Just curious, is this queue scheduling method now state-of-the-art method for tasks assignments in distributed environment ? (such as mapreduce on hadoop). Seems somewhat easy to think of, we just dynamically assign task to the least busy worker. Is there subtlety or more serious issue that is ignored here in a real production system (from the tasks assignments point of view)?

oulgen

@Jing From a cursory google search, task assignment in Hadoop still seems to be an open topic that has many papers published on it. One interesting paper that I found on the internet is this paper from Yale: http://cs.yale.edu/homes/xs45/pdf/fsy-spaa2010.pdf

In this paper, they talk about how optimal distribution cannot be calculated in polynomial time unless P = NP and then they proceed to explain their distribution method.

Also, as an answer to your question what is the current method: it is plain round robin.

kayvonf

Question: Often Hadoop is used to process very large datasets. Imagine that instead of 16 tasks here, we had 1 million. Assuming we're running this code on a 4-core system, and that most of the tasks are roughly the same cost at the short ones above, but the last task was again about ten times longer than the rest.

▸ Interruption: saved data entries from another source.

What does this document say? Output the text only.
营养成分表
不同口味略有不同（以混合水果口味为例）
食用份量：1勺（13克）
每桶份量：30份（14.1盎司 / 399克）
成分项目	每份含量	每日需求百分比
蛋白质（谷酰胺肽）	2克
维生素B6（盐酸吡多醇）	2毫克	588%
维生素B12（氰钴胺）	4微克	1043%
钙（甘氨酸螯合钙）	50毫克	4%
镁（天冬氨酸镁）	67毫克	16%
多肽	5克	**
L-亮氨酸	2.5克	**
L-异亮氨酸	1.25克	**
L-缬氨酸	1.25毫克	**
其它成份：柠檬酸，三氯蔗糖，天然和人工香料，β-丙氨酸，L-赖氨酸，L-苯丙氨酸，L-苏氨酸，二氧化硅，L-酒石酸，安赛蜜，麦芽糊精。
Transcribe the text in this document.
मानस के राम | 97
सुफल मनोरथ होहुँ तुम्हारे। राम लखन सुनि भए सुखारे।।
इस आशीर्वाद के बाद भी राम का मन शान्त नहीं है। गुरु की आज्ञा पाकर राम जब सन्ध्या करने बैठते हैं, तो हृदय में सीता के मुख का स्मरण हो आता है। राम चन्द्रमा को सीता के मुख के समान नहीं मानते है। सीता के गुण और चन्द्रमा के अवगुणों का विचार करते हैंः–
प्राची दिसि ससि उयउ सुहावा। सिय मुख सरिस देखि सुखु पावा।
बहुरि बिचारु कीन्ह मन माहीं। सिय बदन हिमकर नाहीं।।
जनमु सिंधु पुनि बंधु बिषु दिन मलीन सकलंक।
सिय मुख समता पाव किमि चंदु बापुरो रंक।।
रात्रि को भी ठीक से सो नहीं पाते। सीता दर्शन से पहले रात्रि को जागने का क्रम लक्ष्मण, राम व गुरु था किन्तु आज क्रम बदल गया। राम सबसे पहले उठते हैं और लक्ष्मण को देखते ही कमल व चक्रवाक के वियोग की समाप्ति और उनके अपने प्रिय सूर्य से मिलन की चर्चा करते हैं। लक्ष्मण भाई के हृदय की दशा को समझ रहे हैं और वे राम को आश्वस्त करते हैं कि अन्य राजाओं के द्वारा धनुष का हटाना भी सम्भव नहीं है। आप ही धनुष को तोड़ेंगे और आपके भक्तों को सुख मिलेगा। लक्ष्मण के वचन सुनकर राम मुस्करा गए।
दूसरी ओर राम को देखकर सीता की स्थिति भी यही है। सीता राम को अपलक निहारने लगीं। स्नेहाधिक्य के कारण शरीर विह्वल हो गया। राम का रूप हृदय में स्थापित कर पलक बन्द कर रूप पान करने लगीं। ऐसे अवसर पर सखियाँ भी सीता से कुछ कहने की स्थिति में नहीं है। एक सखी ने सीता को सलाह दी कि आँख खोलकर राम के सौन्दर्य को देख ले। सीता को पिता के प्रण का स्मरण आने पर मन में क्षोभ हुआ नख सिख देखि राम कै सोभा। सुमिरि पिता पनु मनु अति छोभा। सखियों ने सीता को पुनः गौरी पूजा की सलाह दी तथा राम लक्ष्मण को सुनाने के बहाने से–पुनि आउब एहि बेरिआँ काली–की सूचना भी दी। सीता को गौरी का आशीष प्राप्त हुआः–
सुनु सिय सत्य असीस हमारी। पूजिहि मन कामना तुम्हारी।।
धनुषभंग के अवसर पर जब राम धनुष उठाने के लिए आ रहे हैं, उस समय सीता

Would we still have the same problem as that illustrated on the next slide?

xwenwenwen

I think we won't have the same problem on the next slide because as the next slide shows, we have so many tasks that hopefully the "long pole" could be hidden (or get shorter) relative to overall execution time when they are scheduled across the cores. The longest task is only 10 times longer than the rest, and we have 1 million tasks to be executed.

msebek

If hadoop is truly being used for batch processing, then an occasional job that is only 10x as long could be hidden among the other jobs in the batch. For more speed-oriented distributed processing, such as Google Spark, this latency could become apparent.

If a hadoop job isn't distributing work to nodes (normally reducers) properly, though, a single node could be 1000x times as long. This is a lot of serializing on a small number of jobs, and work partitioning is a big problem with hadoop jobs.